Les enfants de Dune (Dune - 3) - Herbert, Frank

Cela va faire dix ans que Paul Muad'Dib Atréides a disparu dans les sables de Dune, abandonnant son empire, ses fidèles et ses deux jeunes enfants, Leto et Ghanima. Sa sœur Alia assure la régence en leur nom, mais même s'ils sont encore prépubères, les jumeaux sont loin d'être de simples enfants : comme leur père et leur tante, ils ont accès grâce à l'Épice aux mémoires génétiques de tous leurs ancêtres. C'est un pouvoir incroyable qui pourrait bien causer leur perte, car le risque est grand d'être possédé par l'esprit d'un ancêtre par trop vindicatif. Et s'il n'y avait que cela ! La cour impériale fourmille de complots en tous genres, entre les Fremen mécontents de voir disparaître leur désert et la maison Corrino qui ne rêve que de reprendre le pouvoir que lui a arraché Paul.

Troisième tome de la saga culte de Frank Herbert, Les enfants de Dune poursuit la déconstruction du mythe de l'homme providentiel amorcée dans son prédécesseur, Le messie de Dune. Cette fois-ci, il nous montre ce qui se passe quand le héros disparaît. Il suffit d'une poignée d'années sans Paul pour que l'empire galactique qu'il a édifié dans le sang sombre dans la décadence, avec un culte impérial qui tourne à vide, des intrigues mesquines qui se nouent et se dénouent pour des miettes de pouvoir sous les yeux impuissants des derniers représentants de la vieille garde, au premier rang desquels Stilgar, le vieux chef fremen.

Ce n'est pas un mauvais axe sur lequel construire un roman, mais il est difficile de se sentir concerné par ce qui ne constitue clairement que l'écume de l'Histoire, des événements sans profondeur ni réelles répercussions. Les antagonistes suggèrent par ailleurs un étrange manque d'imagination de la part de Herbert. Non content de sortir de son chapeau une princesse de la maison Corrino si ridicule qu'elle sert davantage de ressort comique qu'autre chose, il se sent obligé de faire revenir… le baron Harkonnen. Mort depuis belle lurette, l'ennemi juré des Atréides trouve quand même le moyen de prendre possession d'Alia pour en faire une méchante aussi caricaturale que lui l'était dans le Dune original. C'est d'une facilité étonnante et c'est surtout une manière franchement médiocre d'éliminer l'un des personnages les plus fascinants de la série : la sœur de Paul succombe très facilement à la possession et il est bien pratique qu'elle bénéficie d'un ultime moment de lucidité pour se donner la mort. (On applaudira au passage Jessica, la mère de l'année, qui ne revient sur Arrakis que pour condamner la fille dont elle n'a jamais pris la peine de s'occuper…)

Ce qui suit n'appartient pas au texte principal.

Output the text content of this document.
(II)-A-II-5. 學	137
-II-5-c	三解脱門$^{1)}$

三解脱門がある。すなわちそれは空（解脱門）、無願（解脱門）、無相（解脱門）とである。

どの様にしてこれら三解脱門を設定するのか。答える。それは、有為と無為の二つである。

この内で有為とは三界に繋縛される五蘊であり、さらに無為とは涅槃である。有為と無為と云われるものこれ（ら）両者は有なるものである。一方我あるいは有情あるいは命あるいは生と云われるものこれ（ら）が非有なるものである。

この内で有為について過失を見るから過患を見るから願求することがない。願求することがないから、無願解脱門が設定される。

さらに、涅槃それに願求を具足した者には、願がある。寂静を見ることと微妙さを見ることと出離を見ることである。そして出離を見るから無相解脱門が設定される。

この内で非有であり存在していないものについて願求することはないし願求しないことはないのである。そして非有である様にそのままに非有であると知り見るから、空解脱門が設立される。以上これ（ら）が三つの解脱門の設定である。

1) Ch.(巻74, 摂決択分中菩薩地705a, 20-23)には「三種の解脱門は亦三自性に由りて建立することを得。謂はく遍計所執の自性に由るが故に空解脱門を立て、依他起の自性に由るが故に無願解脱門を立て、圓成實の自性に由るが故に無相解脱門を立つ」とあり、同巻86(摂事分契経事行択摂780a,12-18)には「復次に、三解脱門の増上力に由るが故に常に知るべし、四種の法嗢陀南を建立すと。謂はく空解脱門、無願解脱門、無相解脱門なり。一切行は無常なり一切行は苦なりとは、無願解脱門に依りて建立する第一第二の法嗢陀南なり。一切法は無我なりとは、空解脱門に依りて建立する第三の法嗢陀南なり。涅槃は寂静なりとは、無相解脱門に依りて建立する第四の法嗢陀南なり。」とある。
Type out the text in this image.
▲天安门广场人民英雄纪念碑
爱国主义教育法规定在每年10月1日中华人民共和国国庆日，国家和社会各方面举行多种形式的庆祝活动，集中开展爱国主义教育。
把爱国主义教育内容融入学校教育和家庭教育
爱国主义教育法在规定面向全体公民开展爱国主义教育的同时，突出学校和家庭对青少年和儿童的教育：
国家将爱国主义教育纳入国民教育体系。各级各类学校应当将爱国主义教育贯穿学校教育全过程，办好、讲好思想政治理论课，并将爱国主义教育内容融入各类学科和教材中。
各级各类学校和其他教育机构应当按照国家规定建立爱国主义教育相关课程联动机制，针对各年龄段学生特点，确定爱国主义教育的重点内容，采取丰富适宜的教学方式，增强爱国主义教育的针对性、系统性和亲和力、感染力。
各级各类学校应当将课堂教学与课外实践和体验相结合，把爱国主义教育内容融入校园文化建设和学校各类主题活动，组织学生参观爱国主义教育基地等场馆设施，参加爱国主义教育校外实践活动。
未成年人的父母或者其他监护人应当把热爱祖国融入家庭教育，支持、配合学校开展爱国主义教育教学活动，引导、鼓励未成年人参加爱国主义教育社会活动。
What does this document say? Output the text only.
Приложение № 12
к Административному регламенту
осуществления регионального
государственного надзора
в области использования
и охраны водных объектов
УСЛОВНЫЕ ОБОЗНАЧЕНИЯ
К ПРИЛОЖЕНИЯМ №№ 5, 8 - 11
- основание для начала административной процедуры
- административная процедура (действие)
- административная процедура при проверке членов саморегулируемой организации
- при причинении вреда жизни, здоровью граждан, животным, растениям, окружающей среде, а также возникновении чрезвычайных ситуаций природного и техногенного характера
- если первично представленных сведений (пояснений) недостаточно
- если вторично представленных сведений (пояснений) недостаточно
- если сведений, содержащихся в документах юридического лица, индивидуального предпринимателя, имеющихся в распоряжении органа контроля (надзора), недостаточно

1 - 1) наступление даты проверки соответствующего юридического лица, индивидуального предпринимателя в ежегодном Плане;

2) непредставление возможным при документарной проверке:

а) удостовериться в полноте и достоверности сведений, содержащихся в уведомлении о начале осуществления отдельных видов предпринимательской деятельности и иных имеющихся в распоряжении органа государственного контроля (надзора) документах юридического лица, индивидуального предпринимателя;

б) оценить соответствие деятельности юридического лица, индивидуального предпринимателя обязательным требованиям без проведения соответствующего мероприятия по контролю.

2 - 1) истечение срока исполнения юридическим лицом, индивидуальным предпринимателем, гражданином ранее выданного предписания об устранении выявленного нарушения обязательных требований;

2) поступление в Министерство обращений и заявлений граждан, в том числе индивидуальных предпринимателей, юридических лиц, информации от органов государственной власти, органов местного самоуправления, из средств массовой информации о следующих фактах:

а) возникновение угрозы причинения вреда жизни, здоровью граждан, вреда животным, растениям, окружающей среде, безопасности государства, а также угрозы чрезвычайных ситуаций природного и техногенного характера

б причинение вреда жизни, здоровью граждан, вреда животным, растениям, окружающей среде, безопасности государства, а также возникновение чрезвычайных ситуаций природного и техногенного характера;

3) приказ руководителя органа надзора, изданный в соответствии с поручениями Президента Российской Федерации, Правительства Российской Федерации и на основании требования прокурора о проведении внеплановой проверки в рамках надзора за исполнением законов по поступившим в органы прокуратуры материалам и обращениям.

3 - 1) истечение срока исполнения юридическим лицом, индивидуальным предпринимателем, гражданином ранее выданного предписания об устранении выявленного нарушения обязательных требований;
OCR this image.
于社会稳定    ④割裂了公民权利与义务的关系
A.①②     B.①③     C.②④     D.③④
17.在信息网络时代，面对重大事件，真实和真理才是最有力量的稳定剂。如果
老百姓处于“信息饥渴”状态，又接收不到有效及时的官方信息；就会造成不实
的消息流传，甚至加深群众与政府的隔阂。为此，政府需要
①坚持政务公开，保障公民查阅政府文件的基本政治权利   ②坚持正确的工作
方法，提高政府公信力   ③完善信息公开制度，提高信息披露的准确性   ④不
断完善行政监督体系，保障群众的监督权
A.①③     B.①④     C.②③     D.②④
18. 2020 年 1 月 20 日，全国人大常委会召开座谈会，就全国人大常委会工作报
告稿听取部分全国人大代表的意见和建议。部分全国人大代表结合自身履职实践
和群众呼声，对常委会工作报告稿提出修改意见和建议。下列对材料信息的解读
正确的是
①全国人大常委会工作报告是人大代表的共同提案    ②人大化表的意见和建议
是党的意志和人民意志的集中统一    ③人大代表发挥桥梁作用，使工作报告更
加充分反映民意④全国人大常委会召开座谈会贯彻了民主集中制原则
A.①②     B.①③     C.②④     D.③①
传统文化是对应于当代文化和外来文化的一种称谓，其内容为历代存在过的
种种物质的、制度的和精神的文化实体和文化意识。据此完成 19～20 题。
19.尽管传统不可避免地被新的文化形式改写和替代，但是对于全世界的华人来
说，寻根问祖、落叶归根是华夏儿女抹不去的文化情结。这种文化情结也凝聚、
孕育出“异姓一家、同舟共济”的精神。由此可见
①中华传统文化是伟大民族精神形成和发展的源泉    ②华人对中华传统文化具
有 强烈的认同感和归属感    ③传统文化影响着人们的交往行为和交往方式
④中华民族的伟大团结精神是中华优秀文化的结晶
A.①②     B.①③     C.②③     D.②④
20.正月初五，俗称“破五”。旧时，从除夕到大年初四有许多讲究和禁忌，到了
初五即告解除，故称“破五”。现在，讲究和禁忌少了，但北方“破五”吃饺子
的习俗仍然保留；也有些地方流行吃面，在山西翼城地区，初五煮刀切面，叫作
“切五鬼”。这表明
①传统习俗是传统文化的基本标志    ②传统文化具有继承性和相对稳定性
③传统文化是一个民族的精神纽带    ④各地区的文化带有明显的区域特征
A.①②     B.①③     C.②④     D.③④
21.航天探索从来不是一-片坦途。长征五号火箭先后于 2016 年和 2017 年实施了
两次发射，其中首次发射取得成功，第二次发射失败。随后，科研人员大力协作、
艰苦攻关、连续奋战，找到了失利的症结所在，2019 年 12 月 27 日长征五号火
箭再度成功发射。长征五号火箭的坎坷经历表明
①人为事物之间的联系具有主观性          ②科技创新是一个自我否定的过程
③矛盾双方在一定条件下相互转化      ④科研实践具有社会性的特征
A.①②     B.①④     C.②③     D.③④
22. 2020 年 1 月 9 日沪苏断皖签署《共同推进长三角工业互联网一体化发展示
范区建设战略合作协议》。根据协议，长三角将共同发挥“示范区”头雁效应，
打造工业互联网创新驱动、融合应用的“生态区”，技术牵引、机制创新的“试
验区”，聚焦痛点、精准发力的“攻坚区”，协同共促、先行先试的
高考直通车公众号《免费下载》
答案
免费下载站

Néanmoins, tout ceci est très secondaire dans l'histoire des Enfants de Dune qui, comme son nom l'indique, a pour protagonistes les jumeaux Leto et Ghanima. Leurs capacités mentales exceptionnelles permettent à Herbert de les faire se comporter et parler comme des adultes, et plus encore, comme des adultes particulièrement bavards et portés sur les diatribes concernant la nature du pouvoir, l'immortalité, le pouvoir des mythes, le déterminisme et le libre arbitre et autres grands sujets de philosophie. Évidemment, vu le traitement des personnages féminins, c'est Leto qui se taille la part du lion au détriment de la falote Ghanima qui est surtout là pour lui donner la réplique et acquiescer à ses plans. Les aventures de Leto dans le désert d'Arrakis, qui occupent une bonne partie de la deuxième moitié du livre, culminent avec une scène particulièrement marquante qui sème les graines du tome suivant, mais elles sont totalement dépourvues de la tension qui parcourait les scènes similaires avec Paul et Jessica dans Dune. Leur lecture s'avère en fin de compte un poil laborieuse, la faute à un manque d'enjeu total.

Les enfants de Dune marque à mes yeux le moment où la série Dune cesse d'être exceptionnelle pour devenir simplement une saga de science-fiction parmi tant d'autres. L'abandon presque total des thèmes écologiques au profit de réflexions plus abstraites sur le pouvoir et l'avenir de l'humanité ôte une bonne partie de ce qui en faisait le sel, et la taille excessive du livre (plus de cinq-cents pages) n'arrange rien. Ce sont des défauts qui n'iront pas en s'arrangeant par la suite, même si la lecture n'en devient pas une purge complète pour autant.